The news for the mutual funds was not uniformly negative, though. As you can see from the table below, two of the funds – 361 Managed Futures Strategy and AQR Managed Futures Strategy – did manage to outperform their benchmarks for the year even after considering the effect of load fees (which was easier for AQR, since they don’t charge a load fee). Nevertheless, we don’t find a record of 2 out of 19 very persuasive. Four of the funds below are not included in the averages or our overall assessment owing to the fact that their performance records began partway through 2012, but we will continue to watch all these funds going into 2013.
As always, we don’t think mutual funds are the best vehicle to access the managed futures asset class if you have the capital to stand on your own and invest in individually managed accounts (see after the chart for why), and the numbers continue to back us up. Above all, this chart should highlight one very important investing principle: you should never, ever pay a load fee. Read ‘em and weep below (Disclaimer: past performance is not necessarily indicative of future results).
Sorted by YTD Return After Load
*Indicates funds with partial 2012 data, which are not included in category averages.
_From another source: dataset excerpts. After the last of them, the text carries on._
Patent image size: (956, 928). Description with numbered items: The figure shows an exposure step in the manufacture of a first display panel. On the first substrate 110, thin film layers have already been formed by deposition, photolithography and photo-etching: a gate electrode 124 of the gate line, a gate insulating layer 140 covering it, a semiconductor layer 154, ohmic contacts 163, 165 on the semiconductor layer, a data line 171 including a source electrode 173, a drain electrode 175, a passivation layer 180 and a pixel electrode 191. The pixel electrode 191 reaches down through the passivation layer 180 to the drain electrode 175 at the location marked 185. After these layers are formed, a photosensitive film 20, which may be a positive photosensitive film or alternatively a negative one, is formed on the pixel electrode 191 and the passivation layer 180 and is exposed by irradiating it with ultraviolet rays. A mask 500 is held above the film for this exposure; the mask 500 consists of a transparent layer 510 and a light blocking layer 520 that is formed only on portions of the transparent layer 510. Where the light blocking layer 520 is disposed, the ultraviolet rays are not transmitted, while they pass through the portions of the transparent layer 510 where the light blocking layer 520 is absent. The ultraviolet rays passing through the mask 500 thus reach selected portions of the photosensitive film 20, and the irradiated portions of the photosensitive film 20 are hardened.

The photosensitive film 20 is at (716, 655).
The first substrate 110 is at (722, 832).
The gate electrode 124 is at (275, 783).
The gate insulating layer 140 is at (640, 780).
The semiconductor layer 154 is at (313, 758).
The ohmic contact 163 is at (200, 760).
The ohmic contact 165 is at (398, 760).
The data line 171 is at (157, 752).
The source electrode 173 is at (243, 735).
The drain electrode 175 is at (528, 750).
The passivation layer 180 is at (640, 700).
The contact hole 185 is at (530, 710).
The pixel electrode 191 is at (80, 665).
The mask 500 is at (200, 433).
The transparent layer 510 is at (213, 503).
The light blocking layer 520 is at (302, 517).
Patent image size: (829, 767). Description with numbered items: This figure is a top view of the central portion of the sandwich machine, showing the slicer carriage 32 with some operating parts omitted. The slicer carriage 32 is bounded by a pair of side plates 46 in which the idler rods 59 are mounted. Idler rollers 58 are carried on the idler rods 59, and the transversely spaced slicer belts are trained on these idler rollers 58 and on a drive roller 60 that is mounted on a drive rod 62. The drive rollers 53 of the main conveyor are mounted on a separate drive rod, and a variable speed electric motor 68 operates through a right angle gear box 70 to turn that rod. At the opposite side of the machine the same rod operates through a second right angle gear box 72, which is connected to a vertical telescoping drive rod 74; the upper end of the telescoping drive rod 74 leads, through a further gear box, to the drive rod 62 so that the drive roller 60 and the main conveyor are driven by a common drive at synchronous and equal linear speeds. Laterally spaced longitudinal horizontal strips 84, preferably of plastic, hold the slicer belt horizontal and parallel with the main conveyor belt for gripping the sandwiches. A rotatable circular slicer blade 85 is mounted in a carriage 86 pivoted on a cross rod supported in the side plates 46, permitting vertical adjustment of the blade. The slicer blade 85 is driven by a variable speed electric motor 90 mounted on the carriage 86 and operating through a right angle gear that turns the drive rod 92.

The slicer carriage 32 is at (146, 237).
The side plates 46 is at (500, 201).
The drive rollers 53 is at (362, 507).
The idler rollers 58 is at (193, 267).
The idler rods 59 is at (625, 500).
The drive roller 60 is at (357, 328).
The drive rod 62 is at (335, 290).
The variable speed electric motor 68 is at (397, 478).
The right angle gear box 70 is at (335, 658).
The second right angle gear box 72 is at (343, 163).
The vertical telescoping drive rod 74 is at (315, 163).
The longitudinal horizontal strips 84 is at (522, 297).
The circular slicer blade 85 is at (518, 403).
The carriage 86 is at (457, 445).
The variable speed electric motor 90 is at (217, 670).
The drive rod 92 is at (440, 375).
We have been critical of these products for a few reasons. For one, they are being marketed as managed futures products, but many do not contain any actual managed futures exposure; rather they merely utilize a trend following model to approximate such exposure. Then there are some that actually do invest in underlying managed futures managers (kudos to you), but do so at a very high cost with extra layers of fees and, more often than not, a high front end sales (load) fee. And then there are those which are not providing managed futures exposure and charging load fees: the worst of the worst. Although the load fees may be waived for investors hitting certain “breakpoints” due to larger investments, we still feel the bulk of these funds will underperform the managed futures indices even without the hefty load fees.